If pain persists in spite of taking pain medications in recommended doses, please call our office. Due to recent changes in federal laws, requests for narcotic or pain killer prescriptions of any sort will only be accepted during our regular office hours. Questions regarding all other prescription medications are best addressed during office hours so that your records can be reviewed by the doctor.

Antibiotics, if prescribed, should be taken until they are gone.
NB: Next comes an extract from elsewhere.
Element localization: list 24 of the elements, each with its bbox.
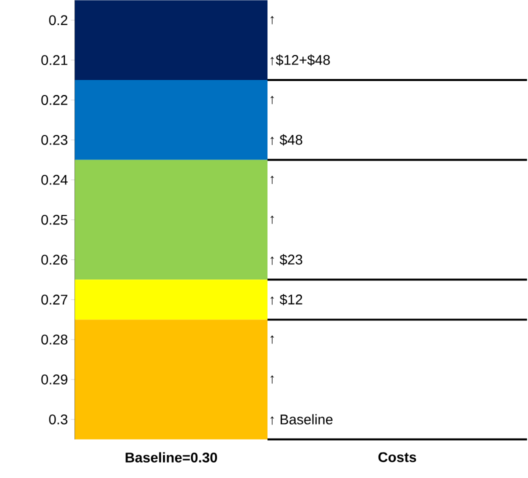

If you notice any unusual reactions such as itching, rash, hives, swelling, shortness of breath or diarrhea, immediately stop taking the medication and contact our office.

5. Nausea

Nausea can be a side effect of narcotic pain medications. Pain medication should be taken after a meal with a full glass of water to prevent nausea. Should nausea or vomiting occur, discontinue your prescription pain medication. Use ibuprofen or Tylenol for pain. Try flat Coke (stir out the bubbles), soda crackers or a small amount of soft chocolate to help reduce nausea and vomiting. Once your stomach has “settled down” you may resume taking your narcotic pain medication if needed.

6. Diet

Regular nutrition and ample hydration is essential for healing. Eight glasses of water per day are recommended for the average healthy adult. The use of a straw should be avoided during the first week after surgery. Liquid or soft diet may be necessary for several days following surgery. Powdered dietary supplements may be used to supplement your diet. Do not skip meals. Resume your normal diet as soon as comfort allows.
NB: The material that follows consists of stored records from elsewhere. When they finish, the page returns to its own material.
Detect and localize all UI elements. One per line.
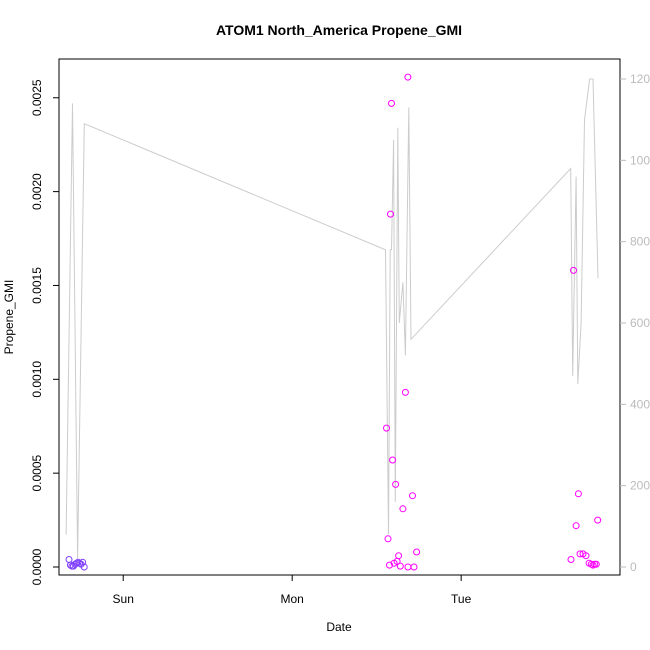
plot-area-frame	[58, 58, 621, 576]
data-point	[384, 535, 392, 543]
y-right-tick-label: 4000	[630, 397, 650, 411]
y-axis-label: Propene_GMI	[2, 280, 16, 355]
data-point	[570, 266, 577, 274]
data-point	[389, 456, 397, 464]
data-point	[79, 558, 87, 566]
y-right-tick-label: 0	[630, 560, 637, 574]
data-point	[567, 556, 575, 563]
data-point	[401, 388, 409, 396]
data-point	[388, 99, 395, 107]
chart-title: ATOM1 North_America Propene_GMI	[216, 22, 462, 38]
x-tick-label: Sun	[113, 592, 134, 606]
data-point	[413, 548, 421, 556]
y-left-tick-label: 0.0010	[30, 361, 44, 398]
data-point	[582, 552, 590, 560]
data-point	[392, 480, 400, 488]
data-point	[65, 556, 73, 563]
scatter-series	[65, 73, 602, 571]
data-point	[399, 505, 407, 513]
data-point	[409, 492, 416, 500]
y-left-tick-label: 0.0000	[30, 548, 44, 585]
y-right-tick-label: 12000	[630, 72, 650, 86]
y-axis-left: 0.0000 0.0005 0.0010 0.0015 0.0020 0.0025	[30, 79, 59, 585]
y-axis-right: 0 2000 4000 6000 8000 10000 12000	[620, 72, 650, 574]
y-left-tick-label: 0.0020	[30, 173, 44, 210]
data-point	[410, 563, 418, 571]
x-tick-label: Tue	[451, 592, 472, 606]
data-point	[80, 563, 88, 571]
data-point	[404, 563, 412, 571]
y-right-tick-label: 6000	[630, 316, 650, 330]
y-right-tick-label: 8000	[630, 235, 650, 249]
x-axis-label: Date	[326, 620, 352, 634]
data-point	[387, 210, 394, 218]
data-point	[594, 516, 602, 524]
y-left-tick-label: 0.0015	[30, 267, 44, 304]
data-point	[395, 552, 403, 560]
data-point	[383, 424, 390, 432]
data-point	[396, 562, 404, 570]
y-left-tick-label: 0.0005	[30, 454, 44, 491]
data-point	[404, 73, 412, 81]
data-point	[592, 560, 600, 568]
data-point	[386, 561, 393, 569]
y-left-tick-label: 0.0025	[30, 79, 44, 116]
line-series	[65, 78, 599, 559]
data-point	[76, 559, 84, 567]
data-point	[67, 561, 74, 569]
y-right-tick-label: 2000	[630, 479, 650, 493]
data-point	[572, 522, 580, 530]
data-point	[574, 490, 582, 498]
x-axis: Sun Mon Tue	[113, 575, 472, 606]
x-tick-label: Mon	[281, 592, 304, 606]
series-line	[65, 78, 599, 559]
y-right-tick-label: 10000	[630, 153, 650, 167]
7. Tobacco/ Nicotine Products

Use of tobacco and nicotine products (ie. cigarettes, chewing tobacco, nicotine patch/gum) delays healing and contributes to dry socket (clot loss). Do not use these products for at least the first week after surgery.

8. General Anesthesia

If general anesthesia was used in the office, a short period of emotional change may occur as an effect of the anesthetic drugs. This passes in a short time.

Helpful suggestions

A. Post-operative fever greater than 101 degrees F, after 24 hours, should be brought to the doctor’s attention.
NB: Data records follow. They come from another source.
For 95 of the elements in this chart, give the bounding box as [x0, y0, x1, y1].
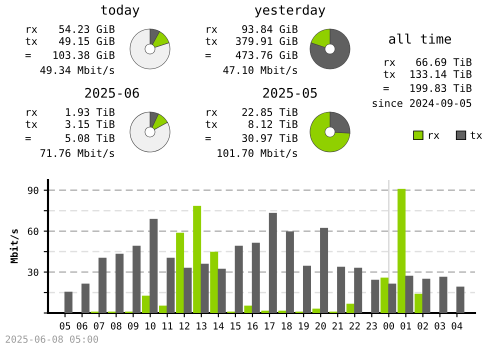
text: 101.70 Mbit/s	[218, 148, 297, 158]
chart-title: yesterday	[254, 4, 326, 18]
text: rx 93.84 GiB	[206, 24, 298, 34]
bar	[132, 246, 141, 313]
bar	[398, 188, 406, 313]
bar	[380, 278, 389, 313]
bar	[456, 286, 464, 313]
x-tick-label: 17	[264, 322, 275, 330]
bar	[422, 278, 430, 313]
text: 47.10 Mbit/s	[223, 66, 297, 75]
text: tx 133.14 TiB	[384, 70, 472, 78]
bar	[320, 228, 328, 313]
bar	[64, 292, 72, 313]
text: tx 8.12 TiB	[206, 120, 298, 128]
text: tx 49.15 GiB	[26, 36, 115, 46]
text: 49.34 Mbit/s	[40, 66, 114, 75]
bar	[337, 266, 346, 313]
x-tick-label: 23	[366, 322, 377, 330]
donut-slice	[310, 28, 350, 70]
bar	[218, 268, 226, 313]
x-tick-label: 04	[452, 322, 462, 330]
text: tx 379.91 GiB	[206, 36, 298, 46]
donut-slice	[310, 112, 350, 152]
bar	[166, 258, 175, 313]
text: tx 3.15 TiB	[26, 120, 115, 128]
x-tick-label: 05	[60, 322, 70, 330]
text: rx 22.85 TiB	[206, 108, 298, 116]
bar	[184, 268, 192, 313]
bar	[98, 258, 107, 313]
y-axis-title: Mbit/s	[10, 229, 19, 264]
bar	[371, 280, 380, 313]
text: since 2024-09-05	[372, 98, 472, 108]
bar	[176, 232, 184, 313]
x-tick-label: 14	[214, 322, 224, 330]
text: = 199.83 TiB	[383, 84, 472, 92]
y-tick-label: 90	[28, 186, 38, 194]
chart-title: 2025-05	[263, 88, 317, 98]
text: all time	[389, 34, 451, 44]
text: rx 54.23 GiB	[26, 24, 115, 34]
bar	[414, 294, 423, 313]
bar	[116, 254, 124, 313]
bar	[244, 306, 252, 313]
text: = 30.97 TiB	[205, 134, 298, 142]
legend-label: rx	[428, 133, 440, 139]
bar	[200, 264, 209, 313]
donut-slice	[130, 28, 170, 70]
chart-title: 2025-06	[85, 88, 139, 98]
x-tick-label: 02	[418, 322, 428, 330]
bar	[234, 246, 243, 313]
x-tick-label: 16	[248, 322, 258, 330]
bar	[150, 218, 158, 313]
text: 2025-06-08 05:00	[6, 335, 98, 343]
text: rx 66.69 TiB	[384, 58, 472, 66]
x-tick-label: 03	[434, 322, 446, 330]
x-tick-label: 00	[384, 322, 394, 330]
text: 71.76 Mbit/s	[40, 148, 114, 158]
bar	[268, 212, 277, 313]
x-tick-label: 09	[128, 322, 138, 330]
y-tick-label: 60	[28, 228, 38, 236]
x-tick-label: 11	[162, 322, 172, 330]
donut-slice	[130, 112, 170, 152]
bar	[354, 268, 362, 313]
x-tick-label: 19	[298, 322, 309, 330]
chart-title: today	[100, 4, 140, 18]
x-tick-label: 06	[76, 322, 88, 330]
bar	[252, 242, 260, 313]
x-tick-label: 15	[230, 322, 241, 330]
text: rx 1.93 TiB	[26, 108, 115, 116]
x-tick-label: 22	[350, 322, 360, 330]
legend-label: tx	[470, 132, 482, 139]
x-tick-label: 10	[146, 322, 156, 330]
bar	[159, 306, 168, 313]
bar	[81, 284, 90, 313]
bar	[312, 308, 320, 313]
text: = 103.38 GiB	[25, 50, 115, 60]
text: = 473.76 GiB	[205, 50, 298, 60]
x-tick-label: 07	[94, 322, 104, 330]
x-tick-label: 13	[196, 322, 206, 330]
x-tick-label: 18	[282, 322, 292, 330]
x-tick-label: 12	[180, 322, 190, 330]
x-tick-label: 21	[332, 322, 343, 330]
bar	[193, 206, 202, 313]
x-tick-label: 01	[400, 322, 412, 330]
text: = 5.08 TiB	[25, 134, 115, 142]
bar	[286, 231, 294, 313]
bar	[142, 296, 150, 313]
bar	[439, 276, 448, 313]
bar	[388, 284, 396, 313]
bar	[210, 252, 218, 313]
bar	[405, 276, 414, 313]
bar	[346, 304, 354, 313]
x-tick-label: 20	[315, 322, 326, 330]
x-tick-label: 08	[110, 322, 122, 330]
y-tick-label: 30	[28, 268, 38, 276]
bar	[302, 266, 311, 313]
B. Dry socket, also known as alveolar osteitis, is an inflammation (not an infection) of the bony tooth socket that is believed to be the result of the loss of a protective blood clot. A dry socket, if it occurs, usually begins 3 to 5 days after tooth extraction and the symptoms include a persistent ache or throbbing that radiates to the temple, ear or along the jaw. A foul odor or taste can accompany a dry socket. Dry socket is self-limiting, but if it is very painful can be treated by placing a numbing, medicated dressing into the affected extraction site(s). This medicated dressing will make the surgical site feel better, but will not speed healing, as the site will heal naturally on its own time frame. The medicated dressing placements may require multiple office visits for evaluation/dressing changes.

C. If you notice hard or sharp edges in the surgical areas, you are most likely feeling the bony walls which once supported the extracted teeth. Occasionally, small slivers of bone may work themselves out during the healing process. If they cause concern or discomfort, please call our office.

D. Orthodontic retainers, if applicable, can be reinserted as soon as possible when comfortable.

E. If you were discharged with any additional post-operative instructions (ie. implant care, sinus precautions, etc.) please refer to them as well.

For an after-hours emergency, please call the office number. If the doctor on call has not returned your call in one hour, please call again. All other calls/concerns should be placed during regular office hours when staff is present to assist you.